The rise in Euribor has not yet passed through in full into loan repayments, as the interest payments on most loans taken out earlier are recalculated every six months. The six-month Euribor reached 2.4% by the end of November, and was around 2.7% last week. The average interest rate on outstanding loans has equally risen from 2% at the end of summer to 3.2% in November. Money markets forecast that the six-month Euribor will rise to around 3.5% in 2023, and will then fall to a little below 3%. This means the average interest rate on outstanding loans in the coming years will be about the same as the rate before the financial crisis of 2008.

Repaying loans will be harder next year and the volume of loans overdue will increase, but it will still remain relatively low.

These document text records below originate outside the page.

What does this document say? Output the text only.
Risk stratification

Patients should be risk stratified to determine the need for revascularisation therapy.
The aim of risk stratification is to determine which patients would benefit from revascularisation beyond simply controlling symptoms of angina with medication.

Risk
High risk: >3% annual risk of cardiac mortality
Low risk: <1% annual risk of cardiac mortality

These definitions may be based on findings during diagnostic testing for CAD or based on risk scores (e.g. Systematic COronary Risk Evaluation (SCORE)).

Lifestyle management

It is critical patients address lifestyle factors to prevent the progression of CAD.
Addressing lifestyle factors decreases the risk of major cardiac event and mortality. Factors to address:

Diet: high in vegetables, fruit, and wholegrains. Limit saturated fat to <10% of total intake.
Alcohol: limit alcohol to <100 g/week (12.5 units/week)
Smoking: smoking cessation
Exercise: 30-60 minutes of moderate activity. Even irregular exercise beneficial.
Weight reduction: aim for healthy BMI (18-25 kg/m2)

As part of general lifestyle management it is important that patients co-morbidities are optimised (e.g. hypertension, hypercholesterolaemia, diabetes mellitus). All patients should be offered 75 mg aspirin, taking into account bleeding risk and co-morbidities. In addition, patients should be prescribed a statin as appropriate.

Eesti Pank estimates that the share of housing loans overdue by more than 60 days will rise from its current 0.1% to 0.3% in 2023, which is still a low level. Continuing rises in the price of the consumer basket and in Euribor will make repaying loans harder, and a lot of families with loans will have to reduce their spending. Different families will face widely different circumstances, but Eesti Pank does not expect that a large number will face difficulty with loan repayments. It is forecast that this will be helped by unemployment growing only moderately. The average income of a housing loan borrower is about a third higher than the average income in Estonia, and so such borrowers will be a little better placed to cope in more difficult circumstances. The commercial banks have followed the requirement from Eesti Pank to apply a total interest rate of at least 6% when calculating the ability of borrowers to repay housing loans.


Please note: Eesti Pank published the statistics for credit institutions and lease companies for November on its website today. The statistical release describes the main changes in the statistics on credit institutions and leasing companies, covering the volume and structure of assets, loans and leases issued, deposits, and interest rates on loans and leases. The statistical release is independent of economic policy releases and is presented separately from them.